2 In het belang van zijn eigen christelijke vrede mag de gelovige de ongelovige huwelijkspartner laten weggaan om ergens anders te gaan wonen. De ongelovige die de gelovige heeft verlaten, mag evenmin hertrouwen als de christelijke gelovige die is verlaten: „Maar indien zij werkelijk zou heengaan, zij blijve ongetrouwd of anders verzoene zij zich weer met haar man” (1 Kor. 7:11, NW). De verlaten gelovige bezit geen schriftuurlijke gronden om — dat wil zeggen, louter op grond van het feit dat hij of zij in de steek is gelaten of wegens een onverenigbaar verschil van religie — wettelijke echtscheiding te verkrijgen. Zou er dus een echtscheiding worden verkregen, dan zou hij of zij nog niet de schriftuurlijke vrijheid bezitten zich van de onbevredigende wettelijk ongehuwde staat te ontdoen door te hertrouwen. Jezus Christus zelf verklaarde met de volgende woorden dat dit niet het geval was:
3. Wat zei Jezus in dit verband in Matthéüs 19:3-9?

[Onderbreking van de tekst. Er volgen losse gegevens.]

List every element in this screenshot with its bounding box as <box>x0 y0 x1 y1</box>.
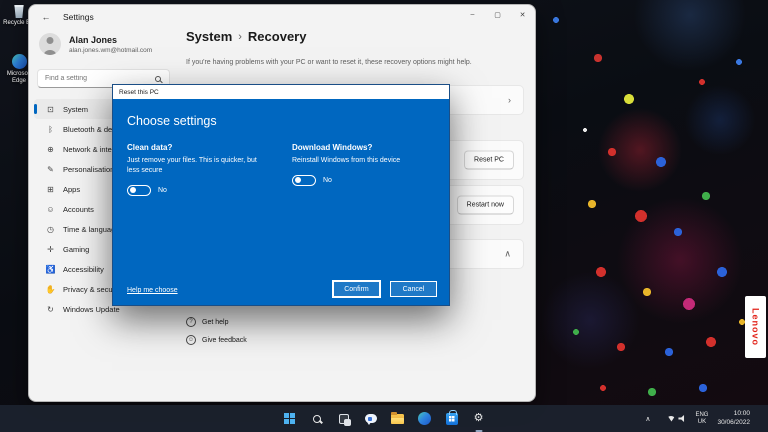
clean-data-title: Clean data? <box>127 143 270 152</box>
settings-taskbar-button[interactable]: ⚙ <box>467 408 490 430</box>
account-profile[interactable]: Alan Jones alan.jones.wm@hotmail.com <box>39 33 152 55</box>
user-email: alan.jones.wm@hotmail.com <box>69 47 152 54</box>
sidebar-item-label: Apps <box>63 185 80 194</box>
chat-button[interactable] <box>359 408 382 430</box>
avatar <box>39 33 61 55</box>
toggle-off-icon <box>292 175 316 186</box>
breadcrumb-system[interactable]: System <box>186 29 232 44</box>
toggle-label: No <box>323 177 332 184</box>
search-input[interactable] <box>38 75 155 82</box>
clock-icon: ◷ <box>44 225 57 234</box>
tray-time: 10:00 <box>717 410 750 418</box>
sidebar-item-label: Personalisation <box>63 165 114 174</box>
dialog-options: Clean data? Just remove your files. This… <box>127 143 435 196</box>
chevron-right-icon: › <box>238 31 242 43</box>
privacy-icon: ✋ <box>44 285 57 294</box>
page-title: Recovery <box>248 29 307 44</box>
tray-chevron-icon[interactable]: ∧ <box>645 415 650 423</box>
page-description: If you're having problems with your PC o… <box>186 59 534 66</box>
window-title: Settings <box>63 12 94 22</box>
download-windows-description: Reinstall Windows from this device <box>292 156 434 166</box>
file-explorer-button[interactable] <box>386 408 409 430</box>
store-icon <box>446 413 458 425</box>
toggle-off-icon <box>127 185 151 196</box>
volume-icon <box>678 415 686 422</box>
download-windows-option: Download Windows? Reinstall Windows from… <box>292 143 435 196</box>
sidebar-item-label: Accounts <box>63 205 94 214</box>
edge-button[interactable] <box>413 408 436 430</box>
edge-icon <box>418 412 431 425</box>
clock[interactable]: 10:00 30/06/2022 <box>717 410 750 427</box>
sidebar-item-label: Time & language <box>63 225 119 234</box>
profile-text: Alan Jones alan.jones.wm@hotmail.com <box>69 35 152 54</box>
chevron-up-icon: ∧ <box>504 249 511 260</box>
search-button[interactable] <box>305 408 328 430</box>
search-icon <box>313 415 321 423</box>
breadcrumb: System › Recovery <box>186 29 306 44</box>
feedback-icon: ☺ <box>186 335 196 345</box>
taskbar: ⚙ ∧ ENG UK 10:00 30/06/2022 <box>0 405 768 432</box>
clean-data-toggle[interactable]: No <box>127 185 270 196</box>
folder-icon <box>391 414 404 424</box>
sidebar-item-label: Gaming <box>63 245 89 254</box>
search-icon <box>155 76 161 82</box>
windows-logo-icon <box>284 413 295 424</box>
back-icon: ← <box>42 12 51 22</box>
clean-data-description: Just remove your files. This is quicker,… <box>127 156 269 176</box>
system-icon: ⊡ <box>44 105 57 114</box>
tray-status-icons[interactable] <box>667 415 686 422</box>
accessibility-icon: ♿ <box>44 265 57 274</box>
sidebar-item-label: System <box>63 105 88 114</box>
question-icon: ? <box>186 317 196 327</box>
clean-data-option: Clean data? Just remove your files. This… <box>127 143 270 196</box>
dialog-title: Reset this PC <box>119 89 159 96</box>
give-feedback-link[interactable]: ☺ Give feedback <box>186 335 247 345</box>
reset-pc-button[interactable]: Reset PC <box>464 151 514 170</box>
restart-now-button[interactable]: Restart now <box>457 196 514 215</box>
task-view-button[interactable] <box>332 408 355 430</box>
start-button[interactable] <box>278 408 301 430</box>
download-windows-toggle[interactable]: No <box>292 175 435 186</box>
lenovo-badge: Lenovo <box>745 296 766 358</box>
back-button[interactable]: ← <box>37 9 55 25</box>
get-help-label: Get help <box>202 319 228 326</box>
language-region: UK <box>695 419 708 426</box>
language-code: ENG <box>695 412 708 419</box>
reset-this-pc-dialog: Reset this PC Choose settings Clean data… <box>112 84 450 306</box>
dialog-buttons: Confirm Cancel <box>333 281 437 297</box>
dialog-body: Choose settings Clean data? Just remove … <box>113 99 449 307</box>
download-windows-title: Download Windows? <box>292 143 435 152</box>
chat-icon <box>365 414 377 423</box>
wifi-icon <box>667 416 675 422</box>
bluetooth-icon: ᛒ <box>44 125 57 134</box>
gaming-icon: ✛ <box>44 245 57 254</box>
system-tray: ∧ ENG UK 10:00 30/06/2022 <box>645 405 750 432</box>
desktop: Recycle Bin Microsoft Edge Lenovo ← Sett… <box>0 0 768 432</box>
recycle-bin-icon <box>14 5 25 18</box>
user-name: Alan Jones <box>69 35 152 45</box>
give-feedback-label: Give feedback <box>202 337 247 344</box>
edge-icon <box>12 54 27 69</box>
store-button[interactable] <box>440 408 463 430</box>
dialog-heading: Choose settings <box>127 114 435 128</box>
accounts-icon: ☺ <box>44 205 57 214</box>
apps-icon: ⊞ <box>44 185 57 194</box>
taskbar-center: ⚙ <box>278 405 490 432</box>
personalisation-icon: ✎ <box>44 165 57 174</box>
dialog-titlebar: Reset this PC <box>113 85 449 99</box>
update-icon: ↻ <box>44 305 57 314</box>
sidebar-item-label: Accessibility <box>63 265 104 274</box>
gear-icon: ⚙ <box>474 413 484 424</box>
confirm-button[interactable]: Confirm <box>333 281 380 297</box>
help-me-choose-link[interactable]: Help me choose <box>127 287 178 294</box>
cancel-button[interactable]: Cancel <box>390 281 437 297</box>
tray-date: 30/06/2022 <box>717 419 750 427</box>
get-help-link[interactable]: ? Get help <box>186 317 228 327</box>
language-indicator[interactable]: ENG UK <box>695 412 708 426</box>
lenovo-logo-text: Lenovo <box>751 308 761 346</box>
network-icon: ⊕ <box>44 145 57 154</box>
task-view-icon <box>339 414 349 424</box>
chevron-right-icon: › <box>508 95 511 105</box>
toggle-label: No <box>158 187 167 194</box>
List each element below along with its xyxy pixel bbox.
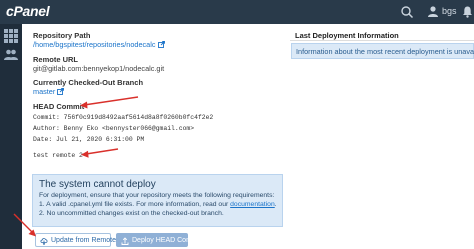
cpanel-logo[interactable]: cPanel — [6, 3, 50, 19]
remote-url-label: Remote URL — [33, 55, 79, 64]
deploy-warning-alert: The system cannot deploy For deployment,… — [32, 174, 283, 227]
user-icon[interactable] — [427, 5, 439, 17]
deploy-head-commit-button[interactable]: Deploy HEAD Commit — [116, 233, 201, 247]
upload-icon — [121, 237, 129, 245]
deployment-info-alert: Information about the most recent deploy… — [291, 43, 474, 59]
branch-link[interactable]: master — [33, 87, 65, 96]
update-button-label: Update from Remote — [51, 236, 116, 244]
branch-label: Currently Checked-Out Branch — [33, 78, 144, 87]
commit-date-line: Date: Jul 21, 2020 6:31:00 PM — [33, 136, 145, 143]
commit-author-line: Author: Benny Eko <bennyster066@gmail.co… — [33, 125, 195, 132]
external-link-icon[interactable] — [157, 41, 165, 48]
divider — [290, 40, 474, 41]
search-icon[interactable] — [400, 5, 414, 19]
grid-icon[interactable] — [3, 28, 19, 44]
documentation-link[interactable]: documentation — [230, 201, 275, 208]
deployment-info-text: Information about the most recent deploy… — [296, 47, 474, 56]
warning-title: The system cannot deploy — [39, 179, 156, 190]
cloud-download-icon — [40, 238, 48, 245]
annotation-arrow-head-commit — [80, 96, 139, 109]
commit-hash-line: Commit: 756f0c919d8492aaf5614d8a8f0260b0… — [33, 114, 214, 121]
last-deployment-title: Last Deployment Information — [295, 31, 399, 40]
users-icon[interactable] — [3, 47, 19, 63]
update-from-remote-button[interactable]: Update from Remote — [35, 233, 116, 247]
repository-path-link[interactable]: /home/bgspitest/repositories/nodecalc — [33, 40, 165, 49]
external-link-icon[interactable] — [57, 88, 65, 95]
requirement-item: 2. No uncommitted changes exist on the c… — [39, 210, 224, 217]
deploy-button-label: Deploy HEAD Commit — [132, 236, 202, 244]
repository-path-label: Repository Path — [33, 31, 91, 40]
top-bar: cPanel bgs — [0, 0, 474, 24]
remote-url-value: git@gitlab.com:bennyekop1/nodecalc.git — [33, 64, 165, 73]
head-commit-label: HEAD Commit — [33, 102, 85, 111]
warning-intro: For deployment, ensure that your reposit… — [39, 192, 275, 199]
requirement-item: 1. A valid .cpanel.yml file exists. For … — [39, 201, 277, 208]
annotation-arrow-commit-message — [81, 148, 119, 158]
username-label[interactable]: bgs — [442, 6, 457, 16]
bell-icon[interactable] — [462, 5, 473, 18]
sidebar — [0, 24, 22, 249]
commit-message-line: test remote 2 — [33, 152, 83, 159]
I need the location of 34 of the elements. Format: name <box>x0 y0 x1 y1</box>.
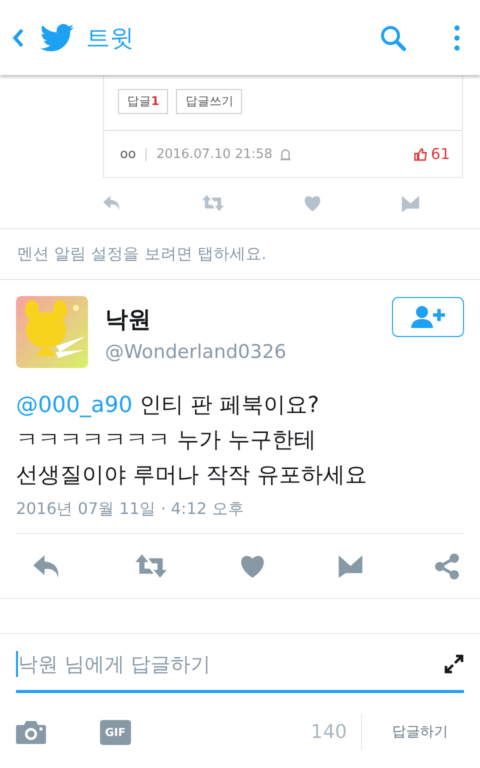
camera-icon[interactable] <box>16 720 46 744</box>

3 „En Farizeeën gingen naar hem toe, erop belust zijnde hem te verzoeken en zeggende: ’Is het wettig wanneer een man zich op allerlei gronden van zijn vrouw laat scheiden?’ Hij gaf ten antwoord: ’Hebt gij niet gelezen dat hij die hen in het begin heeft geschapen, hen man en vrouw heeft gemaakt en zeide: „Om deze reden zal een man zijn vader en moeder verlaten en zijn vrouw trouw blijven, en de twee zullen één vlees zijn”? zodat zij niet meer twee, maar één vlees zijn. Wat God daarom onder één juk heeft samengevoegd, brenge geen enkel mens vaneen.’ Zij zeiden tot hem: ’Waarom heeft Mozes dan voorgeschreven een wegzendingscertificaat te geven en zich van haar te laten scheiden?’ Hij zeide tot hen: ’Mozes heeft u, uw hardvochtigheid in aanmerking genomen hebbende, de concessie gedaan u van uw vrouw te laten scheiden, maar dit is niet van het begin af zo geweest. Ik zeg u, dat al wie zich van zijn vrouw laat scheiden behalve op grond van hoererij en een ander trouwt, overspel pleegt.’” — Matth. 19:3-9, NW; zie ook Deuteronomium 24:1-4.